Brent/WTI Crude Oil Spread – Complacency or Just Fundamentals??

Brent - WTI Crude Oil Spread May 2013

 

COMPLACENCY OR JUST FUNDAMENTALS??

  • Greatest risk level since early 2011 to sudden spread widening due to real or perceived supply disruption/ headline risk.
  • Supply/demand fundamentals continue to pressure the WTI/Brent spread lower towards the long term average of +/- $5.
  • As North American production continues to increase and replace imported oil increasingly the WTI/Brent spread will reflect and be contained to Brent oil price swings.
  • OPEC continues to reduce production, $90 per barrel price acceptable to OPEC and OPEC expects increase in demand from improving economies in the second half of the year.

As the above chart reflects the WTI/Brent crude oil spread at a critical level.
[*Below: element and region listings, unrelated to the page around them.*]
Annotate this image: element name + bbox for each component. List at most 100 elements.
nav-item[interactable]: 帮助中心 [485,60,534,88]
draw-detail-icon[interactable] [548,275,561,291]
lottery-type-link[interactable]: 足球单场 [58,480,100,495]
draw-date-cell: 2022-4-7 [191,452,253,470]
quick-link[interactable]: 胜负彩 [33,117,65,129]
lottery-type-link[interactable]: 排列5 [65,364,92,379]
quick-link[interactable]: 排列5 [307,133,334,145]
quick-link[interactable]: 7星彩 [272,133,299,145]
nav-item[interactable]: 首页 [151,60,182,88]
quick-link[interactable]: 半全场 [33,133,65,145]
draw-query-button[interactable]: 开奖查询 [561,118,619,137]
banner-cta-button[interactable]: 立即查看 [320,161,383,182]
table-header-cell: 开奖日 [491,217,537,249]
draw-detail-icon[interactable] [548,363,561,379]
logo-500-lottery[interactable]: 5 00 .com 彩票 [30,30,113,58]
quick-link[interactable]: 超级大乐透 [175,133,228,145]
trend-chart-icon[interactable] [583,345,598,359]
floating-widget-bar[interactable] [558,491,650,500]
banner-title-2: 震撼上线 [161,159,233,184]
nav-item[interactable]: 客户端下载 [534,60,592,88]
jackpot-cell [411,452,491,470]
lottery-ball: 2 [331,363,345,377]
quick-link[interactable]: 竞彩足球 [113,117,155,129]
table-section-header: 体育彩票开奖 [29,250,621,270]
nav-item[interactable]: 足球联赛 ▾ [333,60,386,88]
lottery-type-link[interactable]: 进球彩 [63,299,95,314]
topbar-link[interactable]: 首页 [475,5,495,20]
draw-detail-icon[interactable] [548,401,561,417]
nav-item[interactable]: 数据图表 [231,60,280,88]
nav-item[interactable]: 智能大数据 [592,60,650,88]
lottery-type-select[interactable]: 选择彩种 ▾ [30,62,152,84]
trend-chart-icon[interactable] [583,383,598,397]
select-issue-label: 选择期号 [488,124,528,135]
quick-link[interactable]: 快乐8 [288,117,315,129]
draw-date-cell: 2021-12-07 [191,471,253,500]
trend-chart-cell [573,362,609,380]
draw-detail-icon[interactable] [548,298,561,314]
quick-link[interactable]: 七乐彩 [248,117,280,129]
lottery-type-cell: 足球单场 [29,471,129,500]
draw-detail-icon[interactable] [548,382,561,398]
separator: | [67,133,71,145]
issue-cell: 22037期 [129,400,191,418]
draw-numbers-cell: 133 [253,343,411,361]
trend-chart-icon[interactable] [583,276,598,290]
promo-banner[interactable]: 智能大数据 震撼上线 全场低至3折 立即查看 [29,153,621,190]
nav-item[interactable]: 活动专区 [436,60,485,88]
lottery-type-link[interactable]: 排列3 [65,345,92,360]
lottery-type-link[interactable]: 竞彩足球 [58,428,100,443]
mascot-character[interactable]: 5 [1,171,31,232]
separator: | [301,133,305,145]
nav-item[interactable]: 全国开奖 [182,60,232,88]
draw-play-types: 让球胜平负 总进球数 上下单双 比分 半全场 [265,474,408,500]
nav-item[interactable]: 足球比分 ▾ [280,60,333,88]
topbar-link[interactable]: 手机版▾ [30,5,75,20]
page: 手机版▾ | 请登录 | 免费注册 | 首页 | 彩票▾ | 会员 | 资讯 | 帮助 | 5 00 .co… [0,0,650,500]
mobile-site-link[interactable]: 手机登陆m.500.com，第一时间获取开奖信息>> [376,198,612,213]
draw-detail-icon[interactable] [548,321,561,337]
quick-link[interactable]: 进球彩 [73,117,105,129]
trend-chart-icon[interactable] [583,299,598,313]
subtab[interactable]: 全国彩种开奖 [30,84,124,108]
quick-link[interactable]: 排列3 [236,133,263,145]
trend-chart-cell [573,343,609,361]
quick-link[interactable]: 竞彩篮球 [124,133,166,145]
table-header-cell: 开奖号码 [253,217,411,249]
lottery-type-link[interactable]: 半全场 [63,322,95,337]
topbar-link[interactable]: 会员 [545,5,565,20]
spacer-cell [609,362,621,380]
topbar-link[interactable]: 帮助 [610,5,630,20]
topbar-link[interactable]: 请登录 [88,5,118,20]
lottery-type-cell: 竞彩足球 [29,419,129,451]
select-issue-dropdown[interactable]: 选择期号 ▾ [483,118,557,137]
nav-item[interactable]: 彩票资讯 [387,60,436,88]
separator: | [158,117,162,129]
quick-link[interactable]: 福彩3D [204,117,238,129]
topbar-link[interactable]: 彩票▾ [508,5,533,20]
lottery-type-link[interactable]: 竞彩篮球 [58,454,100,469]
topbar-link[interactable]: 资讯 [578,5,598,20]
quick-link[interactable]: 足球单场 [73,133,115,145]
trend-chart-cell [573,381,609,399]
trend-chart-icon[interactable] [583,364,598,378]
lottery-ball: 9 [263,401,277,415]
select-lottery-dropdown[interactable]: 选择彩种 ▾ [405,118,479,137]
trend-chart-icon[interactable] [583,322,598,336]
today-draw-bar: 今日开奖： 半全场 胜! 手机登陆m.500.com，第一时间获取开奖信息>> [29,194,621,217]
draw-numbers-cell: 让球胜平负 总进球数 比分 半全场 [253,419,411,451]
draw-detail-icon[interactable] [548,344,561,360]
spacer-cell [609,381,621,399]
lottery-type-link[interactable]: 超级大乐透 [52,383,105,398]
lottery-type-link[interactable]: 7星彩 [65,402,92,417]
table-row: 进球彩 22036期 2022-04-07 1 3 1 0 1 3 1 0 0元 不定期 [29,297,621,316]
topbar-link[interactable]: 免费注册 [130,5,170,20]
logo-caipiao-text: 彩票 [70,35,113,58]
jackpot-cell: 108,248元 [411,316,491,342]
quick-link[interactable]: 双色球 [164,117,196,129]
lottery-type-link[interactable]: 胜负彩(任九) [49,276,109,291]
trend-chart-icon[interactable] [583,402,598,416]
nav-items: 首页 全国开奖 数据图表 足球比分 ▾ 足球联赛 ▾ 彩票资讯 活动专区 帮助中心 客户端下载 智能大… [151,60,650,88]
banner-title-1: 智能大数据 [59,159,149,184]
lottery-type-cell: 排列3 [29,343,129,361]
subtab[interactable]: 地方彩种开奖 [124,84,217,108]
Is the spread about to return to the historic range +/- $5? Or is the market reflecting an uncomfortable level of complacency concerning the likely hood of supply disruptions from political unrest in the Middle East, particularly, regarding Iran’s continued work on nuclear material enrichment and the West’s concerns that such activities masquerade a nuclear weapons development program?

The political crisis in Syria continues to occupy the front page of newspapers with unending stories of atrocities inflicted upon the civilian population. Indeed, the attention focused on Syria takes attention away from Iran, as the regime thumbs its nose at the United Nations, concerned Arab neighbors, Israel, as well as, the rest of the Western World with continued nuclear material enrichment efforts. Taking Iran off the front page removes a constant reminder to the markets of the seriousness of Israel and the West’s commitment to prevent Iranian nuclear weapons development at all costs.  Iran has stated that any overt move against its facilities would lead to the closure of the Straits of Hormuz thus bottling up 20% of OPEC’s daily exports.

Meanwhile the market reacts to favorable supply-demand fundamentals which continue to pressure the spread lower. The markets increasingly discount significant increase in North American production, increased pipeline development that relieves pressure on Cushing, OK inventory constraints and providing greater supply to U.S. refineries. Less reliance on imported oil relieves global pressures on OPEC oil even as OPEC reduces production. All of which is reflected in easing gasoline prices as we enter the peak summer driving season.

At current levels the WTI/Brent spread is especially vulnerable to head line risk. While fundamentals support continued spread narrowing, the risk is a sudden and potentially violent spread widening from Iranian saber rattling or an actual preemptive move against Iranian nuclear facilities.